As heartbreaking as such a change of fortune would be for me personally, there’s a far larger problem for the tech industry, and the entire nation. Although the Trump administration claims the proposed change would help the country “buy American, hire American,” it’s not going to create jobs … at least not for Americans. The lengthy green card process has already proven that there are no other qualified applicants for the roles that H-1B visa holders fill.
At many tech employers — and countless other companies where tech provides infrastructure behind a non-technical product — in Silicon Valley, up to half of employees could disappear. More than 40,000 companies submitted H-1B visa applications in fiscal year 2016. How would companies like Microsoft, Google, Amazon, and Apple continue to thrive? How would firms like Accenture, Deloitte, Ernst & Young, and JP Morgan Chase continue to excel? (All of these companies are among the top employers of H-1B visa holders.)
Who would backfill these 750,000 vacant jobs? We already know there is a huge gap between tech jobs and available employees. If you care about the number of women in STEM jobs, brace yourself for those numbers to plummet: South Asian or East Asian women are overrepresented in the software industry relative to their white peers. Without enough qualified domestic employees, employers will send projects sent overseas. If we send 750,000 tech workers home, it’s far more likely that the jobs will follow them back to India and China via outsourcing; the dollars will simply flow beyond U.S. borders altogether. International graduate students — who provide an important pillar of higher education as teaching assistants and research associates — would think twice about heading for U.S. universities, given such a hostile job market. So much for “making American great again.”
I am a fourth-generation engineer. If I have a daughter, I would encourage her to uphold this family tradition. By losing both me and my husband — who is also an H-1B visa holder — this country would also lose our children, and successive generations of college-educated kids aiming for successful careers. Like most H-1B visa holders, we are well-settled with our own house. We raise the bar for American society. With our high salaries, we pay a lot of taxes. But because we have no voting rights, we are easily overlooked by political parties.
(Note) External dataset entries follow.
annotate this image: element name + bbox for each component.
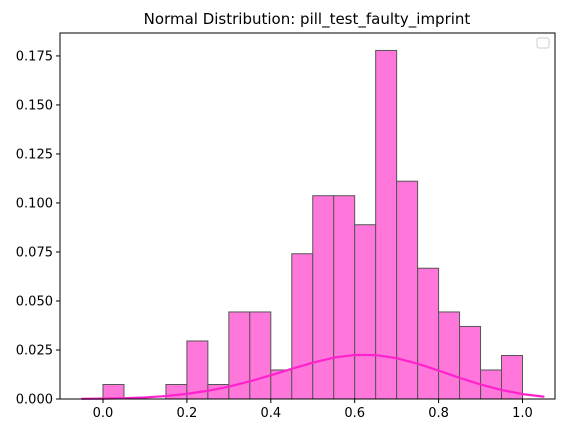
y-tick-label-2: 0.050	[16, 294, 53, 309]
y-tick-label-5: 0.125	[16, 147, 53, 162]
y-tick-label-4: 0.100	[16, 196, 53, 211]
histogram-bar-14	[438, 311, 461, 400]
y-tick-label-1: 0.025	[16, 343, 53, 358]
x-tick-label-0: 0.0	[93, 406, 114, 421]
legend-box	[536, 37, 550, 49]
y-tick-label-3: 0.075	[16, 245, 53, 260]
x-tick-label-1: 0.2	[177, 406, 198, 421]
x-tick-label-3: 0.6	[344, 406, 365, 421]
histogram-bar-0	[102, 383, 125, 400]
histogram-bar-5	[249, 311, 272, 400]
y-tick-label-7: 0.175	[16, 49, 53, 64]
x-tick-label-2: 0.4	[260, 406, 281, 421]
histogram-bar-15	[459, 325, 482, 400]
chart-title: Normal Distribution: pill_test_faulty_im…	[144, 10, 471, 29]
histogram-bar-10	[354, 224, 377, 400]
axes: 0.0 0.2 0.4 0.6 0.8 1.0 0.000 0.025 0.050 0.075 0.…	[16, 32, 556, 421]
axes-frame	[59, 32, 556, 400]
density-curve-layer	[80, 353, 545, 400]
y-tick-label-6: 0.150	[16, 98, 53, 113]
y-tick-label-0: 0.000	[16, 393, 53, 408]
histogram-bar-11	[375, 49, 398, 400]
density-curve-line	[80, 353, 545, 400]
x-tick-label-5: 1.0	[512, 406, 533, 421]
histogram-bar-12	[396, 180, 419, 400]
histogram-bar-8	[312, 195, 335, 400]
x-tick-label-4: 0.8	[428, 406, 449, 421]
histogram-bar-13	[417, 267, 440, 400]
histogram-bar-7	[291, 253, 314, 400]
histogram-bar-9	[333, 195, 356, 400]
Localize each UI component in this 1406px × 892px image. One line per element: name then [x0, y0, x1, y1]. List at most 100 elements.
“When uninformed people say ‘the immigrants are taking away your jobs,’ use reason and facts to explain why they are wrong.”
Immigrants have been an important part of America’s story; the software industry is merely the latest chapter.
I am not an “alien” coming to rob you of your livelihood. I am just a happily married, middle-class woman in her thirties with the same hopes and dreams as you. I am an avid reader. I love to cook. On weekends, I hike in the Pacific Northwest with my husband. I have a great rapport with my coworkers and friends, and I cheer for the Seattle Seahawks. I can’t let a racist administration uproot me from this land of opportunity, this home that I chose.
How can you help? When uninformed people say “the immigrants are taking away your jobs,” use reason and facts to explain why they are wrong. Tell people about your immigrant friends and colleagues, people who add value to our society. Talk to your representatives about making changes to our current immigration policies that process green card applications without any country-of-origin bias.
But, most importantly, understand that the current administration’s xenophobic policies are causing immigrants — and, in fact, the whole world — to doubt the sincerity of the American ideals of justice, equality, and opportunity.
I sincerely believe the United States is the land of the free and the home of the brave. Don’t prove me wrong.